Well, this is partly true. The slate IS clean. The future IS bright. And it is full of exhilarating possibilities.
As I held my firstborn, I knew that she would make her own mistakes and her own poor choices. We all do. One doesn't learn to walk without falling. And falling again. And again.
Who would she be, this tiny person that was both Steve and me and all her own self? I thought of the years unfurling before us like bright ribbons.

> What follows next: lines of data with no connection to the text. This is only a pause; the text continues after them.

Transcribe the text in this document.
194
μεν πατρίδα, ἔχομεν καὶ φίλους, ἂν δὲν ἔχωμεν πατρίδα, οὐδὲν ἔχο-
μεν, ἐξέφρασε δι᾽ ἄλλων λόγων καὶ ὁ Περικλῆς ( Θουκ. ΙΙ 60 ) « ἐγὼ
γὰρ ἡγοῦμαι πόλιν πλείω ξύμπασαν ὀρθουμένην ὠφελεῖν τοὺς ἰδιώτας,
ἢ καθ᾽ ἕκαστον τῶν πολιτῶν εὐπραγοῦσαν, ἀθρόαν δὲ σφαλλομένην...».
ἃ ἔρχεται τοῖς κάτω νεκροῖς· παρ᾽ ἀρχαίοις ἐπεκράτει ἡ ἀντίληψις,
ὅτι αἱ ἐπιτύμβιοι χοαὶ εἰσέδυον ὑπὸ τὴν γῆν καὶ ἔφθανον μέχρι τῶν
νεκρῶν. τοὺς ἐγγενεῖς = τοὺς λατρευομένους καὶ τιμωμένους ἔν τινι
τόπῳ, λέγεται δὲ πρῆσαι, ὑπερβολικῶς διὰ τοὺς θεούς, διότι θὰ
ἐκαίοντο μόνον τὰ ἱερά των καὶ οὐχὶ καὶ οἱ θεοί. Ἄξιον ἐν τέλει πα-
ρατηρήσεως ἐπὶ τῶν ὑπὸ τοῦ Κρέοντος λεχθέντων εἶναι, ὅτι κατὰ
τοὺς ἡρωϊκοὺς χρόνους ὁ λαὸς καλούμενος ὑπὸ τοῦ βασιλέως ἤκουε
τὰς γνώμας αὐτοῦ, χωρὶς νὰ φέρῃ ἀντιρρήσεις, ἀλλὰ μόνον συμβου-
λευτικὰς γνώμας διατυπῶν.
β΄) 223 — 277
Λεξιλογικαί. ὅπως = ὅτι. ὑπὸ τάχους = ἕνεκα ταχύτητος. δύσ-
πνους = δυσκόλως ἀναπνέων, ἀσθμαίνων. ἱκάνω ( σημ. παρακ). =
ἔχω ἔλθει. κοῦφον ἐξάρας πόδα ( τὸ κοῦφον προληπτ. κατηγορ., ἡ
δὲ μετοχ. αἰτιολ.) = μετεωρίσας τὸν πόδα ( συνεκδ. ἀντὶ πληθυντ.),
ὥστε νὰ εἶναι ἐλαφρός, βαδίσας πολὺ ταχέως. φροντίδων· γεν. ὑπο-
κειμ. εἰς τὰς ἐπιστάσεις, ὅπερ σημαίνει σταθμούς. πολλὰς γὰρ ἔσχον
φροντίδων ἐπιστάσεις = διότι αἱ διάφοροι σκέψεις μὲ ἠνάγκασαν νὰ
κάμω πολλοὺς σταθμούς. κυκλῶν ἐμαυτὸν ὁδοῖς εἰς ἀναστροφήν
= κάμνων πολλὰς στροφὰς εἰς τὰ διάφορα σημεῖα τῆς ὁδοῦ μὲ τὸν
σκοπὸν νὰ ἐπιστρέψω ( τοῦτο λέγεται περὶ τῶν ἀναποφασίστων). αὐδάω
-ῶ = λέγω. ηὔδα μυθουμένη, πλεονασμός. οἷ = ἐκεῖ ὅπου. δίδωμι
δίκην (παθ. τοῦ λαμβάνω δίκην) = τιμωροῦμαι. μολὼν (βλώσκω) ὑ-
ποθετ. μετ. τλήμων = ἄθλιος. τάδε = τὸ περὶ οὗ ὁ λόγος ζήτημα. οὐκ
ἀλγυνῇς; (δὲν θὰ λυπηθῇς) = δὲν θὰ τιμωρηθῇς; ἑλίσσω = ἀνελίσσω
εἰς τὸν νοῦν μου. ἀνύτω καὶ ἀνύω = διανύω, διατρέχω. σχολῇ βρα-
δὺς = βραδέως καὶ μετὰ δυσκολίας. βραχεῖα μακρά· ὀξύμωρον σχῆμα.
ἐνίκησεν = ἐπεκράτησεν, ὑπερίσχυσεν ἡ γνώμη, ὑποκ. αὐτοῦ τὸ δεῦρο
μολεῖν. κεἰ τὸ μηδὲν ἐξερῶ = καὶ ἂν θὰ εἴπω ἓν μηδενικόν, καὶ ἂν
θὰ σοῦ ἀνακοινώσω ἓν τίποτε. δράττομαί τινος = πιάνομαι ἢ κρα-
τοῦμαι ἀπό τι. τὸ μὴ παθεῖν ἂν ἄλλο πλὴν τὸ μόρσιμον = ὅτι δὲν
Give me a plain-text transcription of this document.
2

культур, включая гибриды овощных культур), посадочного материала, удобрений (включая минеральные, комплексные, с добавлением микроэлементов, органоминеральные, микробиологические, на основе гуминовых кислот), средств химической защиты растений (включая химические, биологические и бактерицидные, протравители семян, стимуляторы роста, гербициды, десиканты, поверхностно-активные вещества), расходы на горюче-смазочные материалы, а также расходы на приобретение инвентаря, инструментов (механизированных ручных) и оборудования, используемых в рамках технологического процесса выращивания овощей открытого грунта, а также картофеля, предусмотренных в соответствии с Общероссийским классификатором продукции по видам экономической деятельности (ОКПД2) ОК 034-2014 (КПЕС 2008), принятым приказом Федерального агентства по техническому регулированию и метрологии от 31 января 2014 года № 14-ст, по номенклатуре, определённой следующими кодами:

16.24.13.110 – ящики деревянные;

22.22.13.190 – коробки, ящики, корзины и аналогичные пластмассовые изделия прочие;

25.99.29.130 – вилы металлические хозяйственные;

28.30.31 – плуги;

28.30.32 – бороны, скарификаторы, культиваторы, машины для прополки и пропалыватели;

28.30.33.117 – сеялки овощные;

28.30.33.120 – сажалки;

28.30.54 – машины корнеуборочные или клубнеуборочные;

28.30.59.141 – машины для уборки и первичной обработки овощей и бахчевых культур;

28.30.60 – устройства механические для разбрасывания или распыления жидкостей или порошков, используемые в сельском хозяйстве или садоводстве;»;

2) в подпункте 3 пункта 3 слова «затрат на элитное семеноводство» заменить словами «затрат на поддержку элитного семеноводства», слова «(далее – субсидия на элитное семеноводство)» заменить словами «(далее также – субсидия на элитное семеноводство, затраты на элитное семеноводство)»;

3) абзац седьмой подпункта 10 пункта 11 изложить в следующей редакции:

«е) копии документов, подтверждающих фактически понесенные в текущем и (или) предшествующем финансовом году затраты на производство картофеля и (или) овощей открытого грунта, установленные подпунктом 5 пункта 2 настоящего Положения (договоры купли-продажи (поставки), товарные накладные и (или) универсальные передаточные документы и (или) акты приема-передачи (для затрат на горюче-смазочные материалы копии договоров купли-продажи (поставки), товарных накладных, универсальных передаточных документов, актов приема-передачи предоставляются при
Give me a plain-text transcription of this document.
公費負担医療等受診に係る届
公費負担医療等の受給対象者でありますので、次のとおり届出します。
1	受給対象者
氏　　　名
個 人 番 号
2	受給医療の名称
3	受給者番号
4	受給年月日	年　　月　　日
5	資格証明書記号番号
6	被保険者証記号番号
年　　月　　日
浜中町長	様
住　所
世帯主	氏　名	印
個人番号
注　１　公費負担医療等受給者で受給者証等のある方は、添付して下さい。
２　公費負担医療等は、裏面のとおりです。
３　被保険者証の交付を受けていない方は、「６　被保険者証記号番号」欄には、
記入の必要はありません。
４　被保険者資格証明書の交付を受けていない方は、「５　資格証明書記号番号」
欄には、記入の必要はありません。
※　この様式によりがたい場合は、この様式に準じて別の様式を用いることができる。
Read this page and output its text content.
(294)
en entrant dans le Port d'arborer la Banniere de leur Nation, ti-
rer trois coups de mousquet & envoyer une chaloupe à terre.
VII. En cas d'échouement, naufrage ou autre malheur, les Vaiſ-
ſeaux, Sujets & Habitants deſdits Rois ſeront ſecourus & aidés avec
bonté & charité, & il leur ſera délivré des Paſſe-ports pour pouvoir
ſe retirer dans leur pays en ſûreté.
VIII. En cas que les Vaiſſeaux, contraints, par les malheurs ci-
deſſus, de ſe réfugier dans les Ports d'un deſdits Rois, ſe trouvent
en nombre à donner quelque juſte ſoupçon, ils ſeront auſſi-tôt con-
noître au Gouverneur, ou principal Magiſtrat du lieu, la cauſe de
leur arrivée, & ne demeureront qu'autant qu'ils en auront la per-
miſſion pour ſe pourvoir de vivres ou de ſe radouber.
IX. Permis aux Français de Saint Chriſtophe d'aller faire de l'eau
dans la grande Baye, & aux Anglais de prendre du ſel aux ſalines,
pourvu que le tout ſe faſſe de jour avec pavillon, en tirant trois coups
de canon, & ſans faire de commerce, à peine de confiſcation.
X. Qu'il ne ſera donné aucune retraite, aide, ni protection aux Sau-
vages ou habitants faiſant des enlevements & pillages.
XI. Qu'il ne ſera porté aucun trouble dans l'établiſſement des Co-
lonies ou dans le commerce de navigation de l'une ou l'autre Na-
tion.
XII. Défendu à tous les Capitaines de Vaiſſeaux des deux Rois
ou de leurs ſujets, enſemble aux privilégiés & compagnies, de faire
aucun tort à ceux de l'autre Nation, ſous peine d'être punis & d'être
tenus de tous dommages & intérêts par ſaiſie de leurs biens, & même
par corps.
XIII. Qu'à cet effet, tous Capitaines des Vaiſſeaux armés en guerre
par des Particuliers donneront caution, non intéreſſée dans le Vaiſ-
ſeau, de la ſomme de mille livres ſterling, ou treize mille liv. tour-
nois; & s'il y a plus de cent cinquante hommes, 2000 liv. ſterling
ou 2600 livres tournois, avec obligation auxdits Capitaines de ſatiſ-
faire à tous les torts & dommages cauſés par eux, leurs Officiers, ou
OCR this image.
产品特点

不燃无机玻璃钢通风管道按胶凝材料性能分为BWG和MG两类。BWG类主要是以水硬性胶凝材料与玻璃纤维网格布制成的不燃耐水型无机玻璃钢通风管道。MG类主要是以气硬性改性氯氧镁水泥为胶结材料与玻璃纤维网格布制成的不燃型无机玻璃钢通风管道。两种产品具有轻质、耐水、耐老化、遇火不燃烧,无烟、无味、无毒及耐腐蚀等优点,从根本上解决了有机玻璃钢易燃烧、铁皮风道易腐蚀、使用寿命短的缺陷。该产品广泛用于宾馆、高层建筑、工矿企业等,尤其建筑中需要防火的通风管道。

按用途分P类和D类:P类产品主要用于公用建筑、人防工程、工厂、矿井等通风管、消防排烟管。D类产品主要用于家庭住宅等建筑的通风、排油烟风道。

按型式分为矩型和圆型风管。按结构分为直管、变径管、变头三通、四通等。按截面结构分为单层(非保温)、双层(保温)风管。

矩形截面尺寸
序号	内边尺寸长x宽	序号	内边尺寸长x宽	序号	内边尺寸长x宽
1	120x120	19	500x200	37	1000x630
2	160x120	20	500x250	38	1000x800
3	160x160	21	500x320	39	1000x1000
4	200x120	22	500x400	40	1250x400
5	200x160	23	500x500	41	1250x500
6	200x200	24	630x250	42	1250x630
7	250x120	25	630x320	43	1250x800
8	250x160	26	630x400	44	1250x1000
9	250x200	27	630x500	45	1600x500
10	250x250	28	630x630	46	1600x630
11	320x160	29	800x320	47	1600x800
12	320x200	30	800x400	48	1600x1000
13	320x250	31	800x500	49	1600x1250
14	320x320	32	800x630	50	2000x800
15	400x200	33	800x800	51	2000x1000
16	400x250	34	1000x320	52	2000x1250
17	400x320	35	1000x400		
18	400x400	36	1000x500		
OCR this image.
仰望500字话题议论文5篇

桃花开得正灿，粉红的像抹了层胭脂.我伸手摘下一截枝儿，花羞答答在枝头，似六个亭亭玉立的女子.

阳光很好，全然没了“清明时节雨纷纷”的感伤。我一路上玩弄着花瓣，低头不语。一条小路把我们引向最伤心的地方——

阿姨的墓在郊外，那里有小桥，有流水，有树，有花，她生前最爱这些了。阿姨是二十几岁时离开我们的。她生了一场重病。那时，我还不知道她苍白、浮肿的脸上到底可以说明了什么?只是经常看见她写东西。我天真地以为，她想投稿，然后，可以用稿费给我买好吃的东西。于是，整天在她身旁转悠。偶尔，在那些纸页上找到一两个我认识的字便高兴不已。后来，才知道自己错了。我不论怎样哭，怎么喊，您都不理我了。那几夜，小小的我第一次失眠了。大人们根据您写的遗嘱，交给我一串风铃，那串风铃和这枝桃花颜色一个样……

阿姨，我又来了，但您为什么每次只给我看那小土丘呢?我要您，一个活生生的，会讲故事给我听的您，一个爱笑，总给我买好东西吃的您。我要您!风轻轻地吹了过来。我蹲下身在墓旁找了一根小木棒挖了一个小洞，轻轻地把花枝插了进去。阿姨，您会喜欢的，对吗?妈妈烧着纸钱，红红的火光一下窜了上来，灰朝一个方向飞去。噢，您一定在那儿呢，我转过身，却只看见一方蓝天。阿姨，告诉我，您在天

Who could anticipate a blond tornado toddler that filled our home with purple dinosaurs and Fisher Price cooking utensils? Or a second grader who sang “Let There Be Peace On Earth” at the Martin Luther King breakfast before 300 people. Or the pre-teen who volunteered hours walking the dogs at PetsMart, dragging me and little brother along.
Who knew a karate class the summer of her 12th year would result in a passion that sustained her until young adulthood. Other mothers and daughters enjoyed weekend shopping trips. We traveled to other states to kick butt. My little girl became state Taekwondo Champ two years running.
Naturally we had our share of bumps. Perfect hearing only came after seven ear surgeries, the last of which knocked her out of her first and only ballet class. Some auditions weren't won. Many tournaments (especially the first years) were disappointing. And (don't tell PetsMart), but at least one dog broke free from us in the parking lot, leading us on a merry chase.
That's life. Those are the things that make a resilient, strong, intelligent young woman.
We have a picture on our piano of Mindy in a purple dress, damp hair in a long braid, sitting on the chancel steps at church following her baptism. It was Easter Sunday and there are lilies in the background. I love that picture.
I also love these pictures, taken so many years apart. So many memories and such joy in the years between.
Happy Birthday, Mindy!
What's next? I guess I'll have to wait and see.